When discussing terminology and definitions, the authors are careful to be precise and judicious. However, as they move into discussions of practices, some of this is lost. For example, in the introduction, when defining Gold and Green open access, the authors are careful to write that Gold OA “refers to articles which are published in the usual way, but in journals which are freely accessible to readers. In most cases, the costs of ‘Gold’ publication ... are covered by a flat author-side publication charge” (emphasis mine) (19). That is, Open Access means that journals are freely accessible to readers, and this is frequently—but not always—accomplished through author charges. And yet, a few pages later, they write broadly that “OA enables a different approach to acceptance criteria, since ... the more papers published, the greater the revenue” (23). While this may indeed be true of OA journals relying on an author pays model, many OA journals do not charge such fees at all. This slippage occurs again in chapter 8 where “author-side” is given as a synonym for OA (229), revealing a troubling conflation of “open access” with “author pays.”

Another example occurs in the chapter on metrics. In discussing the Thomson Reuters Journal Impact Factor (JIF), the authors identify ten known problems with relying solely on citation-based metrics as indicators of journal quality. Two of these are “Variations by article type” (that is, some kinds of articles inherently cite more, and invite more citations, than others) and “Potential for manipulation” (that is, publishers who know how the system works can game it) (137-138). Yet in the chapter on management, the authors write that “The simplest way to raise the impact factor is to publish more highly citable papers.” (64). It surprised me that the authors would identify this practice as a known issue undermining the significance of the JIF, and at the same time recommend it as an obvious course of action to improve the performance of an ailing journal. They are open about this apparent contradiction, though, and state matter-of-factly, that despite all of the known problems with the JIF, journals wishing to succeed must be willing and able to participate in this process.

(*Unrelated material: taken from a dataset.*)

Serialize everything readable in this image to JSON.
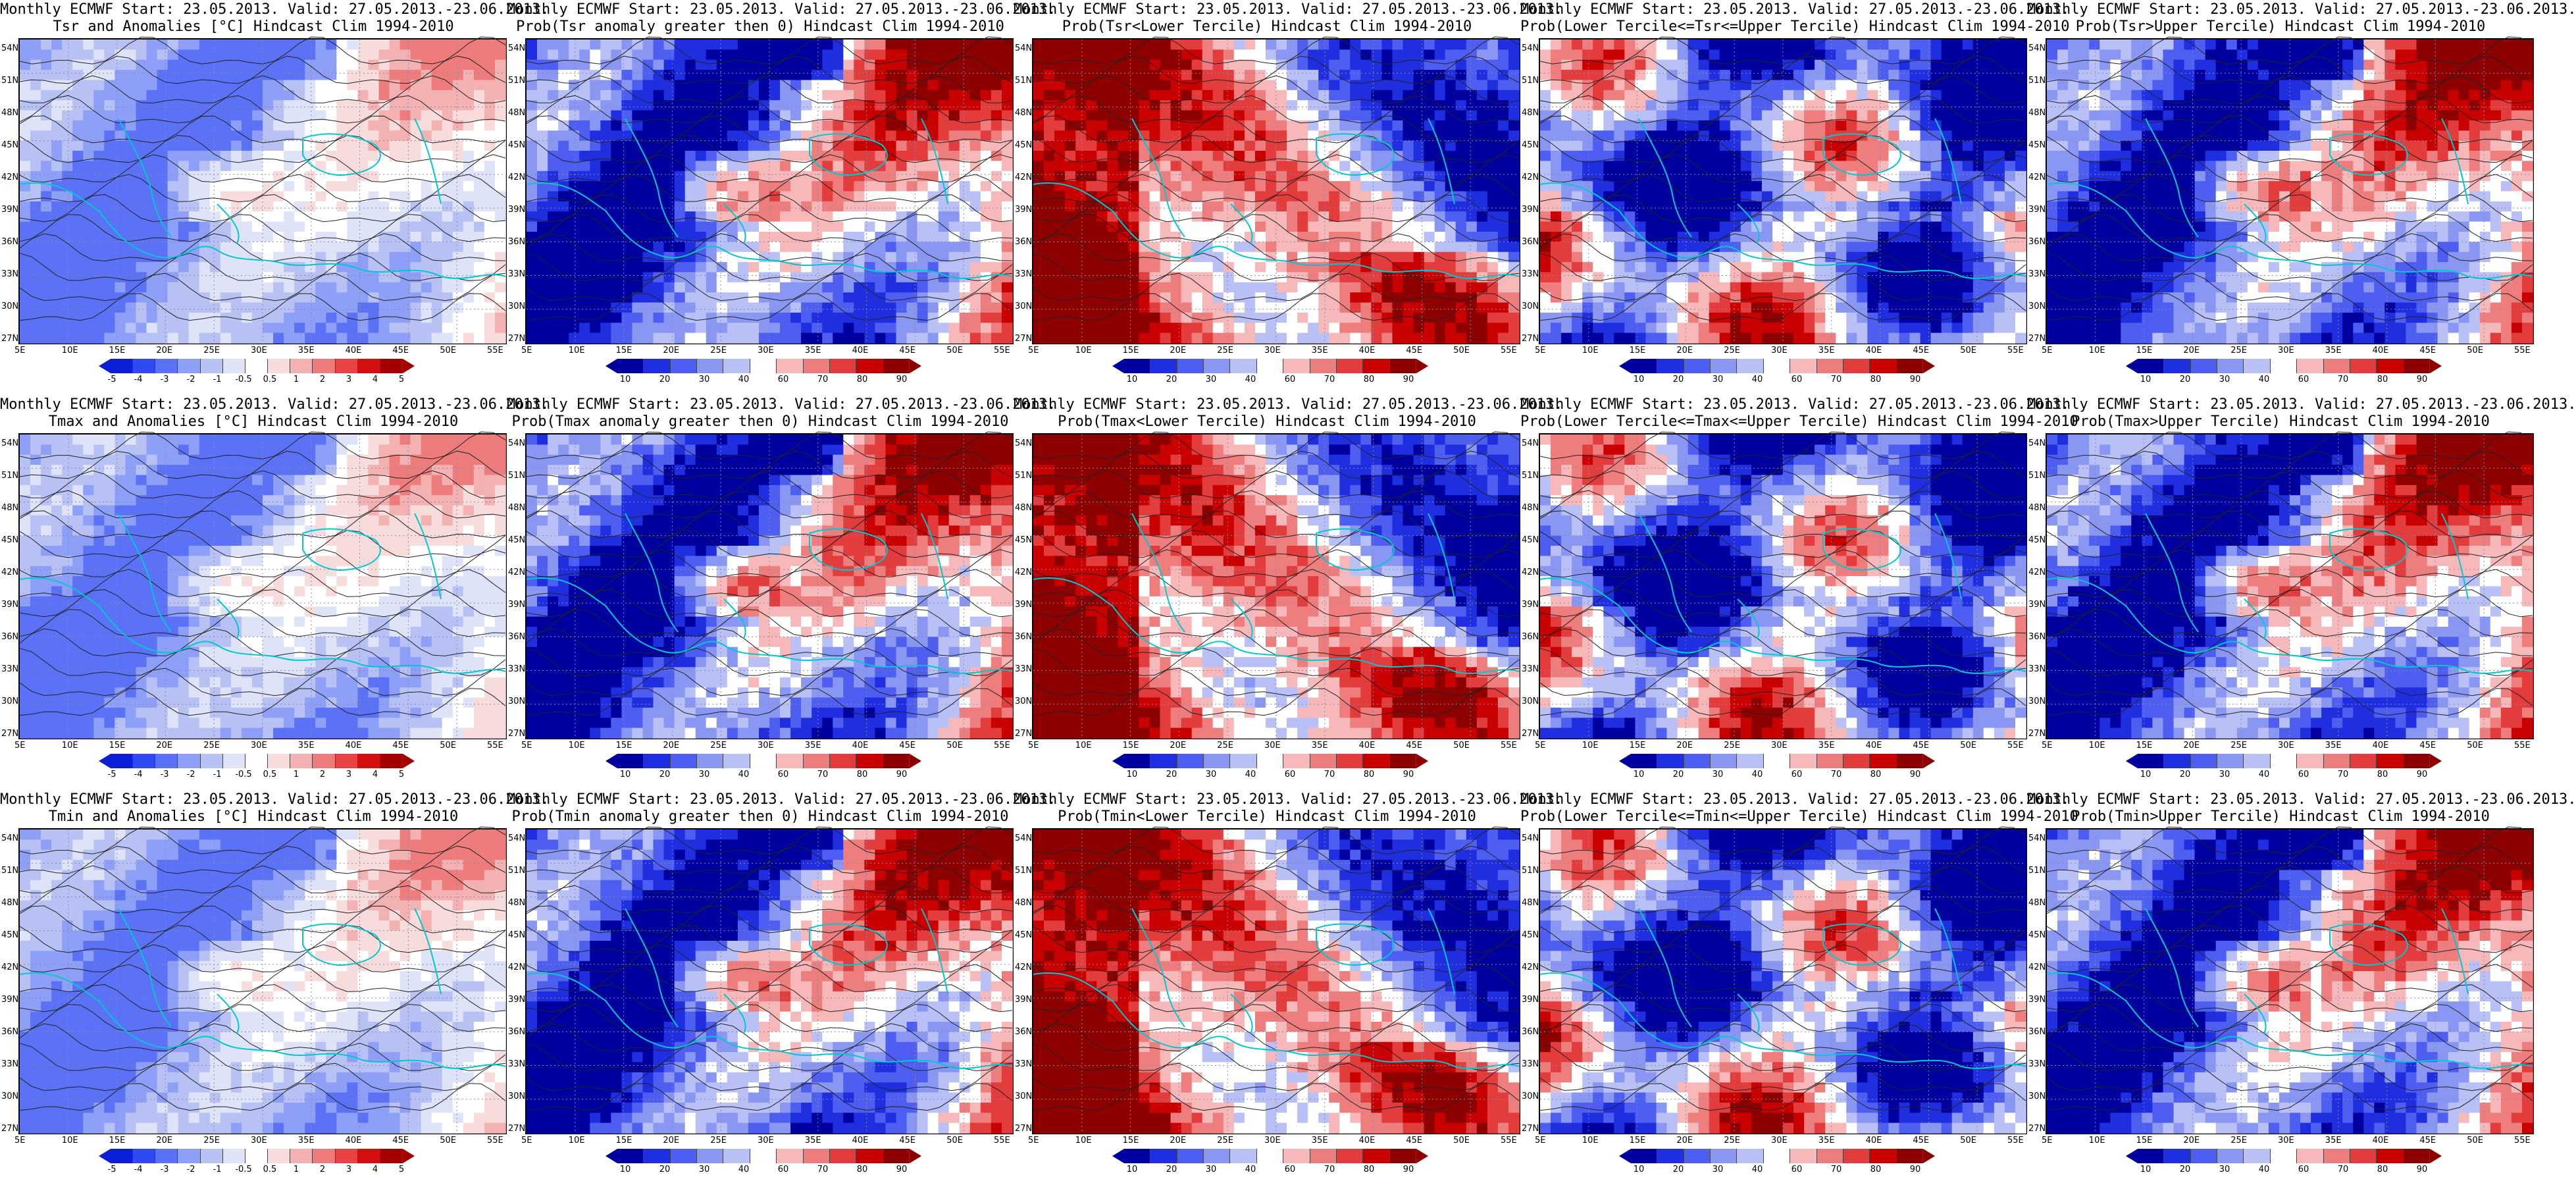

Finally, the book itself is indeed well organized to function as a reference work. Although chapters refer to one another, they stand well on their own. Additionally, the glossary and appendices of resources and vendors are valuable for quickly checking an acronym or as a starting point for researching service providers. However, the lack of navigational markers made it difficult for me to actually move around this book with ease. While chapters are numbered, heading and subheadings are not. And while the running heads do include the chapter and section names, they do not include a chapter number. I frequently found myself flipping back and forth to find the “parent” of the subsection I was reading. Numbering chapter sections and subsections, displaying subsections in the table of contents, and displaying chapter and section numbers in the running heads would all go a long way to aid quick look up and cross-referencing.

Although some recommendations and practices may not be applicable to readers outside of traditional publishing companies, The Handbook of Journal Publishing is a thorough, easy-to-read guide that will help readers quickly get up to speed both on important events and hot button issues in the history of journal publishing, and equip them to jump into running existing titles, or launching new projects.


Rebecca Welzenbach is the coordinator of Michigan Publishing's journals program, which is home to 25 actively publishing scholarly journals (most fully open access), as well as a number of archived publications. Her responsibilities include supporting editors and potential partners, improving Michigan Publishing's services and resources for journals, and acquiring new titles.